A window will pop up with a GenomeSpace dialog.

8. Select a file name and location to save the file to in your GenomeSpace data store.  Click Submit to save the file, then click Close.

 9. Return to the GenomeSpace website.  Your gene list should now be there, after refreshing the page.

 

Pathway Enrichment Analysis with Reactome

 

 

 

Summary

This recipe provides an outline of how to perform pathway enrichment analysis on the reactome website using a list of genes or protein Ids in GenomeSpace.  Given a list of gene ideintifers, the goal is to query the reactome database for pathways whose components include the proteins in the supplied list.  Enriched pathways are then displayed with the specified proteins highlighted, and the diagrams can be saved back to GenomeSpace. 

Input:

Input Formats:

A list of NCBI/Entrez gene ids:

2
21
10257
8038
...

A list of UniProt ids:

O00139
O00186
O00187
O00204
O00217
...

Tab-delimited expression data:

#Probeset 10h_control 10h 14h 18h 24h
200000_s_at 9.381569 9.710802 9.874874 9.934639 9.495911
200002_at 12.555275 12.511045 12.564419 12.538642 12.439174
200003_s_at 12.401259 12.054083 12.275169 12.206342 12.015476
...

For more information about input data, see http://wiki.reactome.org/index.php/Usersguide#Gene_list_Dataset

 

Recipe Details

1. Drag your gene list file onto the Reactome OR click the icon and select Launch on File, then select your gene list file

You will be sent to the Reactome website.
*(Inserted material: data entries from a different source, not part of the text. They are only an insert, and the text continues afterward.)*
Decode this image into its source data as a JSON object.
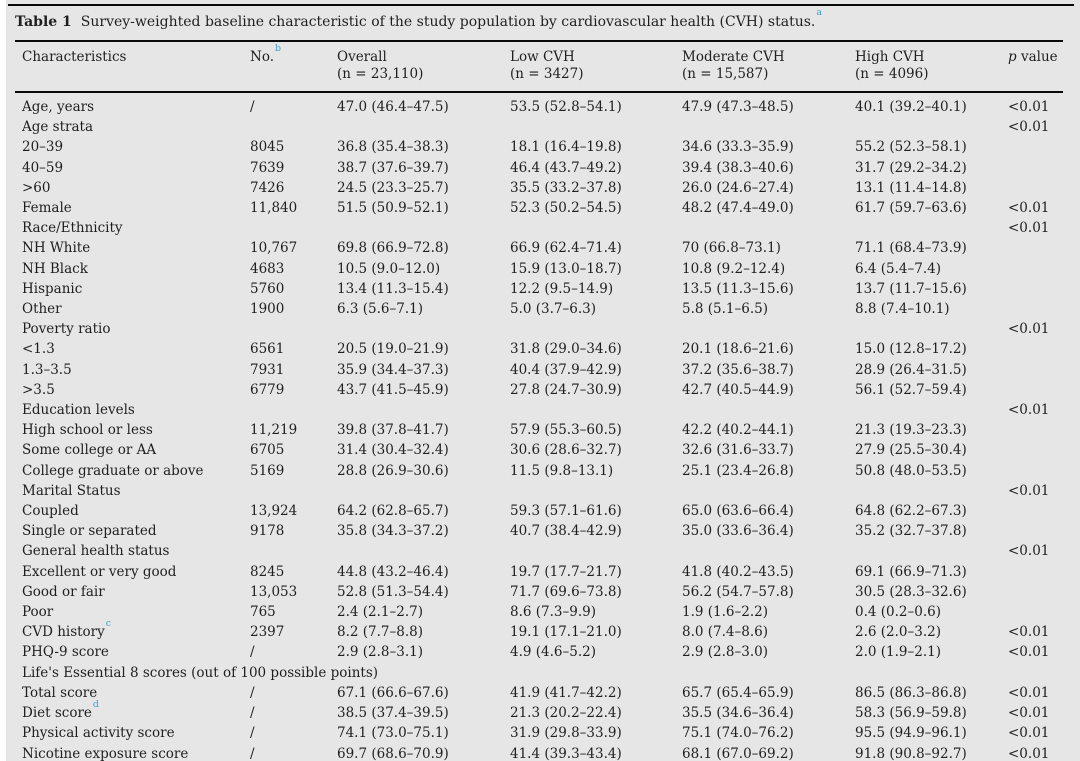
{
  "colors": {
    "background": "#e6e6e6",
    "footnote_marker": "#3f9fca",
    "rule": "#0a0a0a"
  },
  "caption": {
    "label": "Table 1",
    "text": "Survey-weighted baseline characteristic of the study population by cardiovascular health (CVH) status.",
    "sup": "a"
  },
  "table": {
    "columns": [
      {
        "label": "Characteristics"
      },
      {
        "label": "No.",
        "sup": "b"
      },
      {
        "label": "Overall",
        "sub": "(n = 23,110)"
      },
      {
        "label": "Low CVH",
        "sub": "(n = 3427)"
      },
      {
        "label": "Moderate CVH",
        "sub": "(n = 15,587)"
      },
      {
        "label": "High CVH",
        "sub": "(n = 4096)"
      },
      {
        "italic": "p",
        "rest": " value"
      }
    ],
    "rows": [
      {
        "label": "Age, years",
        "no": "/",
        "overall": "47.0 (46.4–47.5)",
        "low": "53.5 (52.8–54.1)",
        "moderate": "47.9 (47.3–48.5)",
        "high": "40.1 (39.2–40.1)",
        "p": "<0.01"
      },
      {
        "label": "Age strata",
        "no": "",
        "overall": "",
        "low": "",
        "moderate": "",
        "high": "",
        "p": "<0.01"
      },
      {
        "label": "20–39",
        "no": "8045",
        "overall": "36.8 (35.4–38.3)",
        "low": "18.1 (16.4–19.8)",
        "moderate": "34.6 (33.3–35.9)",
        "high": "55.2 (52.3–58.1)",
        "p": ""
      },
      {
        "label": "40–59",
        "no": "7639",
        "overall": "38.7 (37.6–39.7)",
        "low": "46.4 (43.7–49.2)",
        "moderate": "39.4 (38.3–40.6)",
        "high": "31.7 (29.2–34.2)",
        "p": ""
      },
      {
        "label": ">60",
        "no": "7426",
        "overall": "24.5 (23.3–25.7)",
        "low": "35.5 (33.2–37.8)",
        "moderate": "26.0 (24.6–27.4)",
        "high": "13.1 (11.4–14.8)",
        "p": ""
      },
      {
        "label": "Female",
        "no": "11,840",
        "overall": "51.5 (50.9–52.1)",
        "low": "52.3 (50.2–54.5)",
        "moderate": "48.2 (47.4–49.0)",
        "high": "61.7 (59.7–63.6)",
        "p": "<0.01"
      },
      {
        "label": "Race/Ethnicity",
        "no": "",
        "overall": "",
        "low": "",
        "moderate": "",
        "high": "",
        "p": "<0.01"
      },
      {
        "label": "NH White",
        "no": "10,767",
        "overall": "69.8 (66.9–72.8)",
        "low": "66.9 (62.4–71.4)",
        "moderate": "70 (66.8–73.1)",
        "high": "71.1 (68.4–73.9)",
        "p": ""
      },
      {
        "label": "NH Black",
        "no": "4683",
        "overall": "10.5 (9.0–12.0)",
        "low": "15.9 (13.0–18.7)",
        "moderate": "10.8 (9.2–12.4)",
        "high": "6.4 (5.4–7.4)",
        "p": ""
      },
      {
        "label": "Hispanic",
        "no": "5760",
        "overall": "13.4 (11.3–15.4)",
        "low": "12.2 (9.5–14.9)",
        "moderate": "13.5 (11.3–15.6)",
        "high": "13.7 (11.7–15.6)",
        "p": ""
      },
      {
        "label": "Other",
        "no": "1900",
        "overall": "6.3 (5.6–7.1)",
        "low": "5.0 (3.7–6.3)",
        "moderate": "5.8 (5.1–6.5)",
        "high": "8.8 (7.4–10.1)",
        "p": ""
      },
      {
        "label": "Poverty ratio",
        "no": "",
        "overall": "",
        "low": "",
        "moderate": "",
        "high": "",
        "p": "<0.01"
      },
      {
        "label": "<1.3",
        "no": "6561",
        "overall": "20.5 (19.0–21.9)",
        "low": "31.8 (29.0–34.6)",
        "moderate": "20.1 (18.6–21.6)",
        "high": "15.0 (12.8–17.2)",
        "p": ""
      },
      {
        "label": "1.3–3.5",
        "no": "7931",
        "overall": "35.9 (34.4–37.3)",
        "low": "40.4 (37.9–42.9)",
        "moderate": "37.2 (35.6–38.7)",
        "high": "28.9 (26.4–31.5)",
        "p": ""
      },
      {
        "label": ">3.5",
        "no": "6779",
        "overall": "43.7 (41.5–45.9)",
        "low": "27.8 (24.7–30.9)",
        "moderate": "42.7 (40.5–44.9)",
        "high": "56.1 (52.7–59.4)",
        "p": ""
      },
      {
        "label": "Education levels",
        "no": "",
        "overall": "",
        "low": "",
        "moderate": "",
        "high": "",
        "p": "<0.01"
      },
      {
        "label": "High school or less",
        "no": "11,219",
        "overall": "39.8 (37.8–41.7)",
        "low": "57.9 (55.3–60.5)",
        "moderate": "42.2 (40.2–44.1)",
        "high": "21.3 (19.3–23.3)",
        "p": ""
      },
      {
        "label": "Some college or AA",
        "no": "6705",
        "overall": "31.4 (30.4–32.4)",
        "low": "30.6 (28.6–32.7)",
        "moderate": "32.6 (31.6–33.7)",
        "high": "27.9 (25.5–30.4)",
        "p": ""
      },
      {
        "label": "College graduate or above",
        "no": "5169",
        "overall": "28.8 (26.9–30.6)",
        "low": "11.5 (9.8–13.1)",
        "moderate": "25.1 (23.4–26.8)",
        "high": "50.8 (48.0–53.5)",
        "p": ""
      },
      {
        "label": "Marital Status",
        "no": "",
        "overall": "",
        "low": "",
        "moderate": "",
        "high": "",
        "p": "<0.01"
      },
      {
        "label": "Coupled",
        "no": "13,924",
        "overall": "64.2 (62.8–65.7)",
        "low": "59.3 (57.1–61.6)",
        "moderate": "65.0 (63.6–66.4)",
        "high": "64.8 (62.2–67.3)",
        "p": ""
      },
      {
        "label": "Single or separated",
        "no": "9178",
        "overall": "35.8 (34.3–37.2)",
        "low": "40.7 (38.4–42.9)",
        "moderate": "35.0 (33.6–36.4)",
        "high": "35.2 (32.7–37.8)",
        "p": ""
      },
      {
        "label": "General health status",
        "no": "",
        "overall": "",
        "low": "",
        "moderate": "",
        "high": "",
        "p": "<0.01"
      },
      {
        "label": "Excellent or very good",
        "no": "8245",
        "overall": "44.8 (43.2–46.4)",
        "low": "19.7 (17.7–21.7)",
        "moderate": "41.8 (40.2–43.5)",
        "high": "69.1 (66.9–71.3)",
        "p": ""
      },
      {
        "label": "Good or fair",
        "no": "13,053",
        "overall": "52.8 (51.3–54.4)",
        "low": "71.7 (69.6–73.8)",
        "moderate": "56.2 (54.7–57.8)",
        "high": "30.5 (28.3–32.6)",
        "p": ""
      },
      {
        "label": "Poor",
        "no": "765",
        "overall": "2.4 (2.1–2.7)",
        "low": "8.6 (7.3–9.9)",
        "moderate": "1.9 (1.6–2.2)",
        "high": "0.4 (0.2–0.6)",
        "p": ""
      },
      {
        "label": "CVD history",
        "sup": "c",
        "no": "2397",
        "overall": "8.2 (7.7–8.8)",
        "low": "19.1 (17.1–21.0)",
        "moderate": "8.0 (7.4–8.6)",
        "high": "2.6 (2.0–3.2)",
        "p": "<0.01"
      },
      {
        "label": "PHQ-9 score",
        "no": "/",
        "overall": "2.9 (2.8–3.1)",
        "low": "4.9 (4.6–5.2)",
        "moderate": "2.9 (2.8–3.0)",
        "high": "2.0 (1.9–2.1)",
        "p": "<0.01"
      },
      {
        "label": "Life's Essential 8 scores (out of 100 possible points)",
        "section": true
      },
      {
        "label": "Total score",
        "no": "/",
        "overall": "67.1 (66.6–67.6)",
        "low": "41.9 (41.7–42.2)",
        "moderate": "65.7 (65.4–65.9)",
        "high": "86.5 (86.3–86.8)",
        "p": "<0.01"
      },
      {
        "label": "Diet score",
        "sup": "d",
        "no": "/",
        "overall": "38.5 (37.4–39.5)",
        "low": "21.3 (20.2–22.4)",
        "moderate": "35.5 (34.6–36.4)",
        "high": "58.3 (56.9–59.8)",
        "p": "<0.01"
      },
      {
        "label": "Physical activity score",
        "no": "/",
        "overall": "74.1 (73.0–75.1)",
        "low": "31.9 (29.8–33.9)",
        "moderate": "75.1 (74.0–76.2)",
        "high": "95.5 (94.9–96.1)",
        "p": "<0.01"
      },
      {
        "label": "Nicotine exposure score",
        "no": "/",
        "overall": "69.7 (68.6–70.9)",
        "low": "41.4 (39.3–43.4)",
        "moderate": "68.1 (67.0–69.2)",
        "high": "91.8 (90.8–92.7)",
        "p": "<0.01"
      }
    ]
  }
}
2. When the analysis is complete, click on one of the top-level pathways, at the left hand side of the screen.

This will take you to the Reactome pathway browser.
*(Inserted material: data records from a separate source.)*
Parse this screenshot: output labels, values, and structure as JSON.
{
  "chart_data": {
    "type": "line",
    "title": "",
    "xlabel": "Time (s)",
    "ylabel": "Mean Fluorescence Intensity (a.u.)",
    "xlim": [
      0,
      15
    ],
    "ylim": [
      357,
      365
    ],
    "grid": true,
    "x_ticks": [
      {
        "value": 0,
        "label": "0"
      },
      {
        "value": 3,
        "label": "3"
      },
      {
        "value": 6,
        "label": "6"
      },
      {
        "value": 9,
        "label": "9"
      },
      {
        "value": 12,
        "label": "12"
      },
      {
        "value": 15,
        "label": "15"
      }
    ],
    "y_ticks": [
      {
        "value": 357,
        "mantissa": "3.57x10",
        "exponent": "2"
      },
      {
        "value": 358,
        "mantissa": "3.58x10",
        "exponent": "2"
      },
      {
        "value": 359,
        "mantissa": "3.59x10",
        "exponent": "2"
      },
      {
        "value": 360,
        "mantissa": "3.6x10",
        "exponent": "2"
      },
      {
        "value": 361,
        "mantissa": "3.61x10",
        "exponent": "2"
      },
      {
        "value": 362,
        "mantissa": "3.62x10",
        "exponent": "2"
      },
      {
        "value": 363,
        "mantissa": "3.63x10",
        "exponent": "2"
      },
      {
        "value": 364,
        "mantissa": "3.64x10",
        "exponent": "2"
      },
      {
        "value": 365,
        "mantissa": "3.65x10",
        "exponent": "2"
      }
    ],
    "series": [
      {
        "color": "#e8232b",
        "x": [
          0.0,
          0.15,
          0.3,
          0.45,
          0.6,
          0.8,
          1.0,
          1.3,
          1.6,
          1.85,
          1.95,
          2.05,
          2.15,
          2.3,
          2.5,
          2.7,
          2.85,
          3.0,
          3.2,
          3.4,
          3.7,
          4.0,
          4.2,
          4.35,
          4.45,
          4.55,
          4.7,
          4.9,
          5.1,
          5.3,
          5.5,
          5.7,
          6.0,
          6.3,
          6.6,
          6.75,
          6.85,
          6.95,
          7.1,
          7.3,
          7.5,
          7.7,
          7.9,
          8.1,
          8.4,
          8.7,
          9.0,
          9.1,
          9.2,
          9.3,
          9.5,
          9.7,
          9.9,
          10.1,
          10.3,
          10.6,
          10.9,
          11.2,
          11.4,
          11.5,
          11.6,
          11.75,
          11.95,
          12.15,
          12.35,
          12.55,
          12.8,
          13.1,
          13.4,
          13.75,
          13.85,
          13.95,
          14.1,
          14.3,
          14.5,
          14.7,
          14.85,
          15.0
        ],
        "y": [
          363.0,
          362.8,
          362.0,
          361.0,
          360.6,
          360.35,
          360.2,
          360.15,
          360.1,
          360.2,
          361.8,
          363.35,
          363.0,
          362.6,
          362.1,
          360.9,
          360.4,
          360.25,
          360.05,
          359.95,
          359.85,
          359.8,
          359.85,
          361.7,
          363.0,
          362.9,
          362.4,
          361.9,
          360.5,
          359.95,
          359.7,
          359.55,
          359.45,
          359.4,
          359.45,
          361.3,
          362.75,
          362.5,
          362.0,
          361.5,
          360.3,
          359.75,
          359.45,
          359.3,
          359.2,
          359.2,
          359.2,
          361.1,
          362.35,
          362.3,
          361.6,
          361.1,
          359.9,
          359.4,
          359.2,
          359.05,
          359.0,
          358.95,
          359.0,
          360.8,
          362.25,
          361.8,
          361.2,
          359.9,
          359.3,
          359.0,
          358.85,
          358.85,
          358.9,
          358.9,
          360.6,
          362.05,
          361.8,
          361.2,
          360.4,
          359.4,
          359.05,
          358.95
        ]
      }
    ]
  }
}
3. Navigate the pathway hierarchy by clicking on the  symbol on the left side of the pathway labels.

The pathway diagrams are colorized according to the number of enriched proteins.
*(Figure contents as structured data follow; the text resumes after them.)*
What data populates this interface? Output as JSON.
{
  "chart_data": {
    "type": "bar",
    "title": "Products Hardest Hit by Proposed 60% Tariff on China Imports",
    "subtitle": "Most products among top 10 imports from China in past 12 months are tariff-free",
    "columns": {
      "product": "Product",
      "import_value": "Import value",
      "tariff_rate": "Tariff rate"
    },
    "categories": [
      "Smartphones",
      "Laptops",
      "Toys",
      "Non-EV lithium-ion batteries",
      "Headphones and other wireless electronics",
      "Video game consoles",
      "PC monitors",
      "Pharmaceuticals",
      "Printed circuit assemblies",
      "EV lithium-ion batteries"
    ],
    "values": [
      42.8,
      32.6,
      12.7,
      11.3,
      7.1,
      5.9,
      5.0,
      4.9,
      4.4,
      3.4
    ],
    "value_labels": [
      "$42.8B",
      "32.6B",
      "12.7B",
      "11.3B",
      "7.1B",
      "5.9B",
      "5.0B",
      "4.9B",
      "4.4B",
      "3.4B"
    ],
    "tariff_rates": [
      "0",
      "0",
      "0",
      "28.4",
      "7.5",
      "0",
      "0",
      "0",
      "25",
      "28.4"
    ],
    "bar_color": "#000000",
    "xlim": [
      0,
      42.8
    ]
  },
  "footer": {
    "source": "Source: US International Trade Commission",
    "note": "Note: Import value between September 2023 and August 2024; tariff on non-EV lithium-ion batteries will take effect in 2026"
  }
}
4. Once you have selected your pathway, click the  icon and select Save Diagram to GenomeSpace.

A window will pop up with a GenomeSpace dialog.

5. Select a location to save the file to in your GenomeSpace data store.  Click Submit to save the file, then Close.

 6. Return to the GenomeSpace website.  Your pathway diagram file should now be there, after refreshing the page.